Breathing Practices for Calm

No matter how stable or grounded you are, there will no doubt be times in your life when you feel stressed, anxious, or upset. At times like this, your breathing becomes shallow (or you may even unconsciously hold your breath), and there is an increased release of stress hormones in the body. Your chest may tighten and tense and your belly may barely move with each breath. This shallow, tight breathing creates still more stress in the body, a cycle that may be difficult to interrupt.

In order to stop the cause/effect cycle of shallow breathing and stress hormones, it can be helpful to become mindful of your breathing. When you take charge of the normally autonomic breathing rhythms, you are able to calm yourself so that you can act appropriately in a situation, rather than reacting. Dr. Andrew Weil says, “Breath is the master key to health and wellness, a function we can learn to regulate and develop in order to improve our physical, mental, and spiritual well-being.”

Breath StreamThe first step is awareness. Practice noticing when your breathing is not natural and deep. Notice how your body feels. You may feel tightness in your belly, tension in your chest, or even slightly dizzy.

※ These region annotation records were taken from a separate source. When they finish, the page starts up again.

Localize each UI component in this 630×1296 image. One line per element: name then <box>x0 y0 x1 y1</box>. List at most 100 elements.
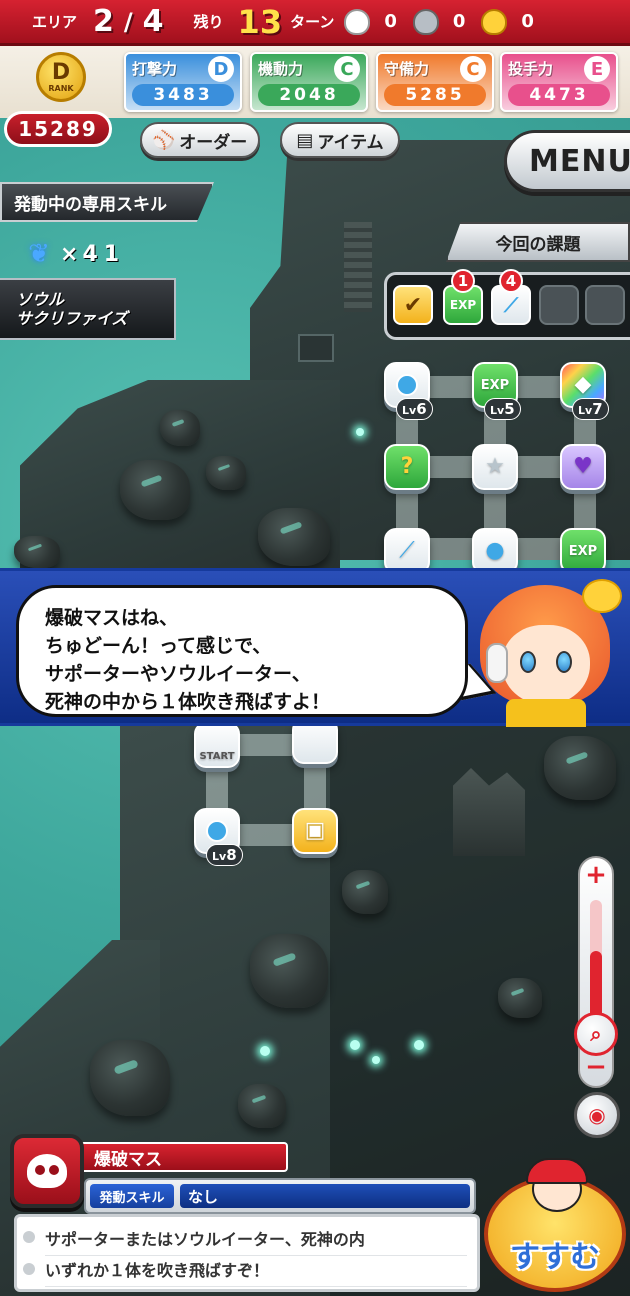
zoom-handle[interactable]: ⌕ <box>574 1012 618 1056</box>
tile-exp[interactable]: EXP Lv5 <box>472 362 521 420</box>
stat-card: 投手力 E 4473 <box>500 52 618 112</box>
gold-bag-icon <box>481 8 508 35</box>
start-label: START <box>199 751 235 762</box>
item-button[interactable]: ▤ アイテム <box>280 122 400 158</box>
rock <box>250 934 328 1008</box>
stat-value: 3483 <box>132 84 234 106</box>
skill-label: 発動スキル <box>90 1184 174 1208</box>
task-tray[interactable]: ✔ EXP 1 ⟋ 4 <box>384 269 630 340</box>
turn-label: ターン <box>290 13 335 31</box>
area-current: 2 <box>93 4 114 39</box>
zoom-out-icon[interactable]: − <box>580 1052 612 1082</box>
team-score: 15289 <box>4 111 112 147</box>
rock <box>14 536 60 568</box>
lv-value: 8 <box>226 846 237 864</box>
white-bag-icon <box>344 8 371 35</box>
tile-start[interactable]: START <box>194 722 240 768</box>
rank-letter: D <box>51 59 71 85</box>
order-label: オーダー <box>179 132 248 153</box>
silver-bag-count: 0 <box>452 11 466 32</box>
gate <box>298 334 334 362</box>
exp-icon: EXP <box>449 298 477 312</box>
exp-icon: EXP <box>480 377 510 393</box>
rock <box>160 410 200 446</box>
top-status-bar: エリア 2 / 4 残り 13 ターン 0 0 0 <box>0 0 630 46</box>
soul-count-value: 41 <box>82 241 126 267</box>
task-complete-slot[interactable]: ✔ <box>393 285 433 325</box>
backpack-icon: ▤ <box>296 129 314 151</box>
dialog-line: ちゅどーん！って感じで、 <box>45 635 272 657</box>
stat-name: 投手力 <box>508 60 554 78</box>
rock <box>498 978 542 1018</box>
zoom-in-icon[interactable]: + <box>580 860 612 890</box>
stat-value: 5285 <box>384 84 486 106</box>
rank-medal: D RANK <box>36 52 86 102</box>
stat-grade: C <box>460 56 486 82</box>
stat-value: 4473 <box>508 84 610 106</box>
soul-sacrifice-banner: ソウル サクリファイズ <box>0 278 176 340</box>
rock <box>206 456 246 490</box>
task-exp-count-badge: 1 <box>451 269 475 293</box>
tile-broken-heart[interactable]: ♥ <box>560 444 606 490</box>
bat-icon: ⟋ <box>504 293 518 317</box>
mascot-cap <box>526 1158 588 1184</box>
glow-mushroom <box>350 1040 360 1050</box>
stat-card: 打撃力 D 3483 <box>124 52 242 112</box>
dialog-line: 死神の中から１体吹き飛ばすよ！ <box>45 691 331 713</box>
rainbow-icon: ◆ <box>574 372 592 397</box>
lv-prefix: Lv <box>212 850 227 863</box>
eye <box>520 651 536 673</box>
gold-bag-count: 0 <box>521 11 534 32</box>
remaining-label: 残り <box>193 13 224 31</box>
money-bag-icon: ● <box>485 538 505 563</box>
exp-icon: EXP <box>568 543 598 559</box>
face <box>502 625 590 705</box>
task-bat-slot[interactable]: ⟋ 4 <box>491 269 531 325</box>
lv-value: 6 <box>416 400 427 418</box>
lv-value: 7 <box>592 400 603 418</box>
tile-batting-practice[interactable]: Lv8 <box>194 808 243 866</box>
area-label: エリア <box>32 13 78 31</box>
tile-info-title: 爆破マス <box>80 1142 288 1172</box>
magnifier-icon: ⌕ <box>590 1022 602 1046</box>
item-bag-button[interactable]: ◉ <box>574 1092 620 1138</box>
order-button[interactable]: ⚾ オーダー <box>140 122 260 158</box>
tile-item-box[interactable]: ▣ <box>292 808 338 854</box>
bat-icon: ⟋ <box>399 538 415 563</box>
rock <box>544 736 616 800</box>
stat-grade: E <box>584 56 610 82</box>
butterfly-icon: ❦ <box>28 239 50 269</box>
glow-mushroom <box>414 1040 424 1050</box>
eye <box>556 651 572 673</box>
glow-mushroom <box>356 428 364 436</box>
task-empty-slot <box>585 285 625 325</box>
active-skill-tag[interactable]: 発動中の専用スキル <box>0 182 214 222</box>
headset-icon <box>486 643 508 683</box>
tile-batting-practice[interactable]: Lv6 <box>384 362 433 420</box>
task-tag[interactable]: 今回の課題 <box>446 222 630 262</box>
menu-button[interactable]: MENU <box>504 130 630 192</box>
rock <box>120 460 190 520</box>
rank-label: RANK <box>48 83 74 93</box>
rock <box>342 870 388 914</box>
lv-value: 5 <box>504 400 515 418</box>
stat-name: 守備力 <box>384 60 430 78</box>
tile-level-badge: Lv6 <box>396 398 433 420</box>
soul-sacrifice-skill[interactable]: ❦ × 41 ソウル サクリファイズ <box>0 240 190 350</box>
glow-mushroom <box>260 1046 270 1056</box>
rock <box>90 1040 170 1116</box>
bag-icon: ◉ <box>588 1103 606 1127</box>
baseball-icon <box>396 374 418 396</box>
stat-name: 機動力 <box>258 60 304 78</box>
tile-rainbow[interactable]: ◆ Lv7 <box>560 362 609 420</box>
turns-remaining: 13 <box>237 2 283 41</box>
dialogue-panel[interactable]: 爆破マスはね、 ちゅどーん！って感じで、 サポーターやソウルイーター、 死神の中… <box>0 568 630 727</box>
soul-title-line1: ソウル <box>16 290 65 309</box>
tile-description: サポーターまたはソウルイーター、死神の内 いずれか１体を吹き飛ばすぞ！ <box>14 1214 480 1292</box>
task-exp-slot[interactable]: EXP 1 <box>443 269 483 325</box>
tile-star[interactable]: ★ <box>472 444 518 490</box>
stat-grade: D <box>208 56 234 82</box>
speech-bubble: 爆破マスはね、 ちゅどーん！って感じで、 サポーターやソウルイーター、 死神の中… <box>16 585 468 717</box>
tile-mystery[interactable]: ? <box>384 444 430 490</box>
tile-level-badge: Lv8 <box>206 844 243 866</box>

These are all symptoms of inadequate breathing.

When you notice these physical symptoms, put one hand on your chest and one on your belly. Mindfully take a deep breath through your nose, bringing the air deep into your lungs; feel your belly rise with the breath, and release through your mouth. Repeat this until it feels easy and natural to breathe this way. If you are feeling especially tense, gently hold your inhale to the count of three, then exhale slowly through your mouth to the count of five.

You may also wish to try alternate nostril breathing, in which each nostril in turn is closed. You can read a detailed description of the practice here.

This conscious, deliberate form of breathing forces the body to calm, and triggers the release of endorphins, those “feel good” hormones. It increases mental focus, fully oxygenates the body, and supports the immune system.

With practice, you can learn to use calming breathing to counteract any feelings of tension or stress. You can learn how your body feels when your breathing is natural, easy, and relaxed, and create that feeling on demand.